Lost Themes è un disco coeso e omogeneo diviso in due parti (anche l’immagine di copertina può far pensare a ciò). E non è una contraddizione in termini: come i vecchi Lp di una volta, infatti, la prima facciata comprende quattro brani che appartengono a una dimensione più vicina all’idea di un certo tipo di prog-rock (ascoltando Domain, mi viene in mente Mr. Roboto degli Styx) con sferzate improvvise di riff elettrici e frasi percussive che affiorano a tratti ossessive e decise, mescolate a fughe di organi spettrali, mentre la seconda si colloca in anfratti d’atmosfera più elettronica e “sperimentale” con la chitarra che arretra (tramutandosi anche in acustica) per cedere il posto ad accenni di archi sintetici, i battiti ritmici che diventano meno invadenti e i synth che liberano un’oscurità fatale. Ma è proprio la migliore tradizione [compositiva per il grande schermo] carpenteriana a rendere uniforme il complesso, grazie a piccoli segmenti reiterati che si richiamano di traccia in traccia, esplicitando il concetto proprio di colonna sonora [di qualcosa].
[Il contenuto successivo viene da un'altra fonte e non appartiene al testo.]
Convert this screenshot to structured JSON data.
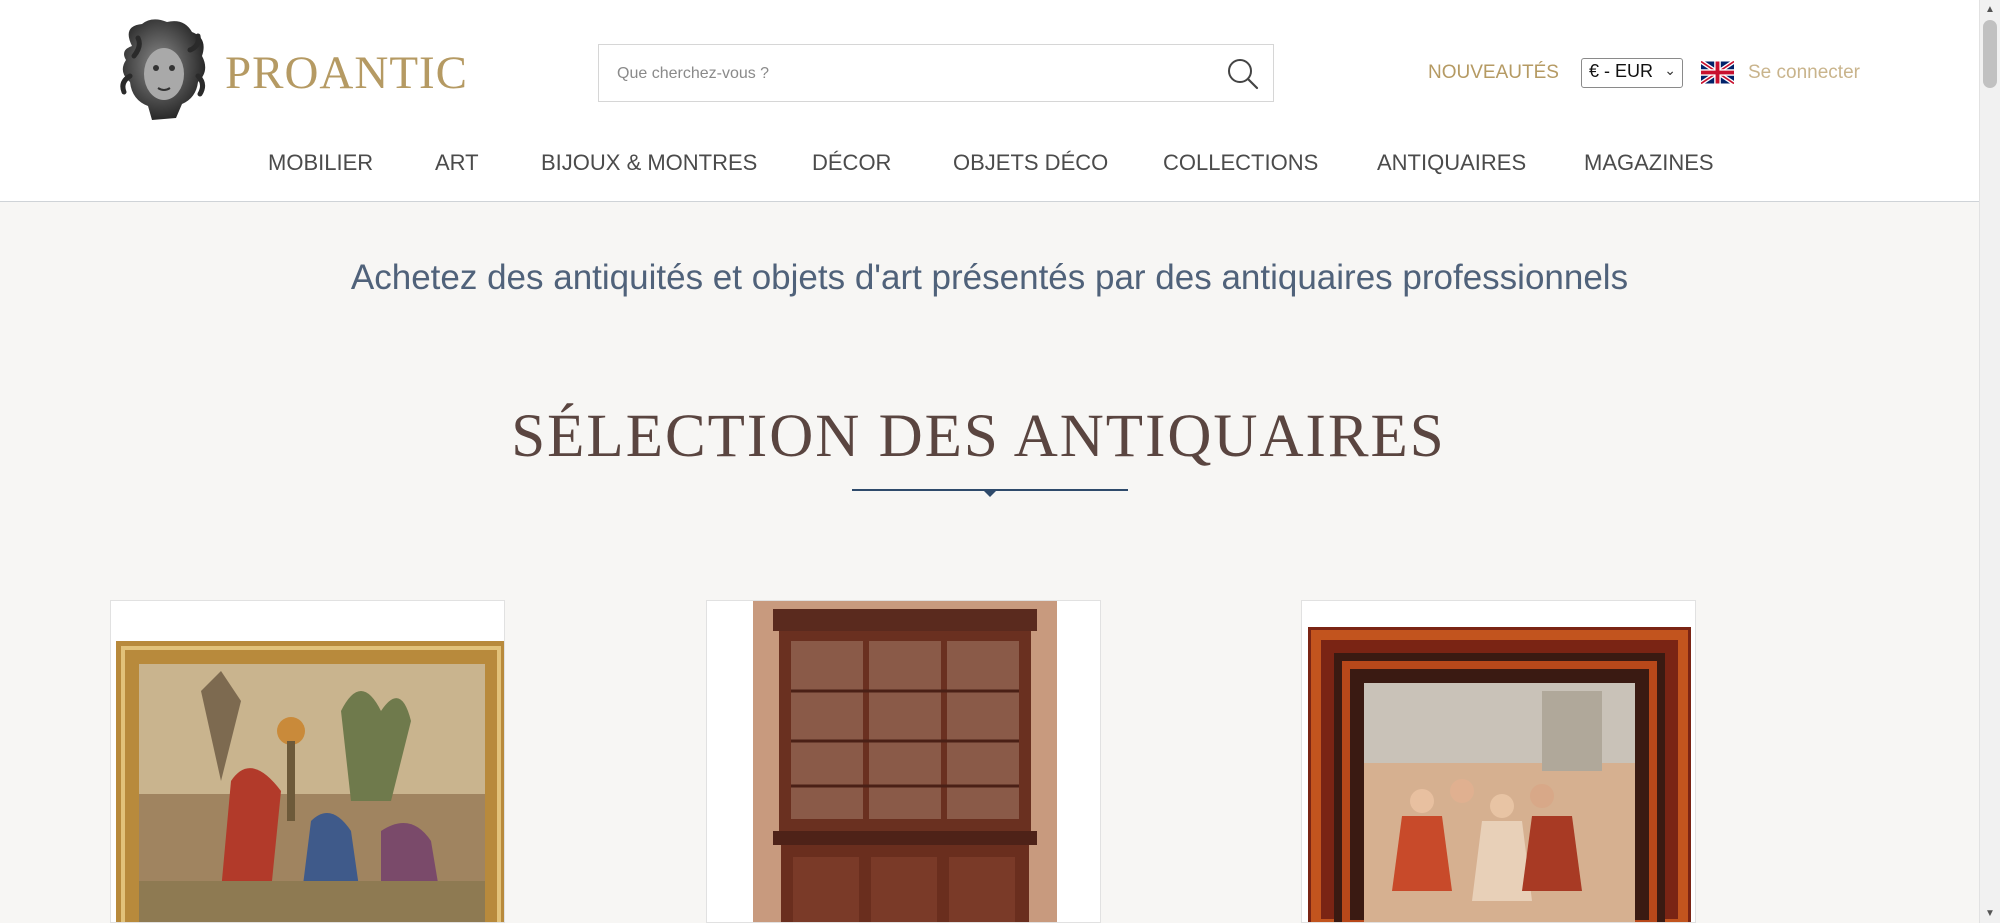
{
  "header": {
    "brand": "PROANTIC",
    "search_placeholder": "Que cherchez-vous ?",
    "nouveautes": "NOUVEAUTÉS",
    "currency": "€ - EUR",
    "login": "Se connecter"
  },
  "nav": {
    "items": [
      {
        "label": "MOBILIER"
      },
      {
        "label": "ART"
      },
      {
        "label": "BIJOUX & MONTRES"
      },
      {
        "label": "DÉCOR"
      },
      {
        "label": "OBJETS DÉCO"
      },
      {
        "label": "COLLECTIONS"
      },
      {
        "label": "ANTIQUAIRES"
      },
      {
        "label": "MAGAZINES"
      }
    ]
  },
  "main": {
    "tagline": "Achetez des antiquités et objets d'art présentés par des antiquaires professionnels",
    "section_title": "SÉLECTION DES ANTIQUAIRES"
  },
  "colors": {
    "brand_gold": "#b59a63",
    "title_navy": "#2e4a6b",
    "tagline_blue": "#50627a"
  },
  "icons": {
    "search": "search-icon",
    "flag": "uk-flag-icon",
    "logo": "medusa-head-logo"
  }
}
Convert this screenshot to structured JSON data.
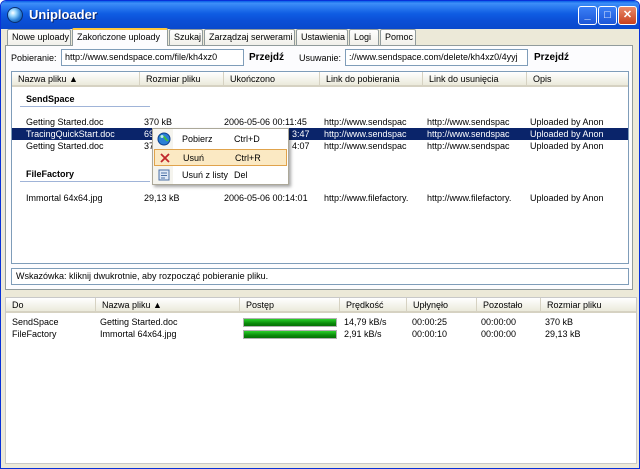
{
  "window": {
    "title": "Uniploader"
  },
  "titlebar_buttons": {
    "minimize": "_",
    "maximize": "□",
    "close": "✕"
  },
  "tabs": [
    {
      "label": "Nowe uploady",
      "active": false
    },
    {
      "label": "Zakończone uploady",
      "active": true
    },
    {
      "label": "Szukaj",
      "active": false
    },
    {
      "label": "Zarządzaj serwerami",
      "active": false
    },
    {
      "label": "Ustawienia",
      "active": false
    },
    {
      "label": "Logi",
      "active": false
    },
    {
      "label": "Pomoc",
      "active": false
    }
  ],
  "urlbar": {
    "download_label": "Pobieranie:",
    "download_value": "http://www.sendspace.com/file/kh4xz0",
    "go1": "Przejdź",
    "delete_label": "Usuwanie:",
    "delete_value": "://www.sendspace.com/delete/kh4xz0/4yyj",
    "go2": "Przejdź"
  },
  "finished": {
    "columns": [
      "Nazwa pliku ▲",
      "Rozmiar pliku",
      "Ukończono",
      "Link do pobierania",
      "Link do usunięcia",
      "Opis"
    ],
    "groups": [
      {
        "name": "SendSpace",
        "rows": [
          {
            "name": "Getting Started.doc",
            "size": "370 kB",
            "done": "2006-05-06 00:11:45",
            "dl": "http://www.sendspac",
            "del": "http://www.sendspac",
            "desc": "Uploaded by Anon",
            "selected": false
          },
          {
            "name": "TracingQuickStart.doc",
            "size": "69",
            "done": "3:47",
            "dl": "http://www.sendspac",
            "del": "http://www.sendspac",
            "desc": "Uploaded by Anon",
            "selected": true
          },
          {
            "name": "Getting Started.doc",
            "size": "37",
            "done": "4:07",
            "dl": "http://www.sendspac",
            "del": "http://www.sendspac",
            "desc": "Uploaded by Anon",
            "selected": false
          }
        ]
      },
      {
        "name": "FileFactory",
        "rows": [
          {
            "name": "Immortal 64x64.jpg",
            "size": "29,13 kB",
            "done": "2006-05-06 00:14:01",
            "dl": "http://www.filefactory.",
            "del": "http://www.filefactory.",
            "desc": "Uploaded by Anon",
            "selected": false
          }
        ]
      }
    ]
  },
  "context_menu": [
    {
      "label": "Pobierz",
      "shortcut": "Ctrl+D",
      "icon": "globe-icon",
      "highlighted": false
    },
    {
      "label": "Usuń",
      "shortcut": "Ctrl+R",
      "icon": "delete-x-icon",
      "highlighted": true
    },
    {
      "label": "Usuń z listy",
      "shortcut": "Del",
      "icon": "remove-list-icon",
      "highlighted": false
    }
  ],
  "hint": "Wskazówka: kliknij dwukrotnie, aby rozpocząć pobieranie pliku.",
  "transfers": {
    "columns": [
      "Do",
      "Nazwa pliku ▲",
      "Postęp",
      "Prędkość",
      "Upłynęło",
      "Pozostało",
      "Rozmiar pliku"
    ],
    "rows": [
      {
        "host": "SendSpace",
        "name": "Getting Started.doc",
        "progress": 1.0,
        "speed": "14,79 kB/s",
        "elapsed": "00:00:25",
        "remaining": "00:00:00",
        "size": "370 kB"
      },
      {
        "host": "FileFactory",
        "name": "Immortal 64x64.jpg",
        "progress": 1.0,
        "speed": "2,91 kB/s",
        "elapsed": "00:00:10",
        "remaining": "00:00:00",
        "size": "29,13 kB"
      }
    ]
  },
  "colors": {
    "selection": "#0a246a",
    "progress": "#0a8c0a",
    "titlebar": "#0b4fd6"
  }
}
Obsidian costituisce un mini tour de force, il brano che (con i suoi 8 minuti di durata) riesce a esplorare l’intero raggio d’azione dell’abum. Domain conclude la prima parte del disco ed è quello che meglio incarna lo spirito di divertimento che anima la nascita del progetto (come suddetto). Vortex, Purgatory e Night possono essere indicate come le migliori tracce del lotto, perché raggiungono il giusto equilibrio tra il minimalismo carpenteriano e l’aggiunta degli elementi necessari a modellare le composizioni in una forma più compiuta (vedi nuovamente sopra). In definitiva, Lost Themes è un lavoro che si lascia ascoltare assai volentieri (anche grazie al minutaggio che si aggira attorno ai 47 minuti totali) e capace di offrire alcuni momenti di deriva siderale (relativa al senso astrale del termine) e di desolata introspezione davvero riusciti. E in ogni caso restano le immagini dei film del regista che si possono tagliare/incollare sulle tracce a piacimento, in un puzzle pressoché infinito.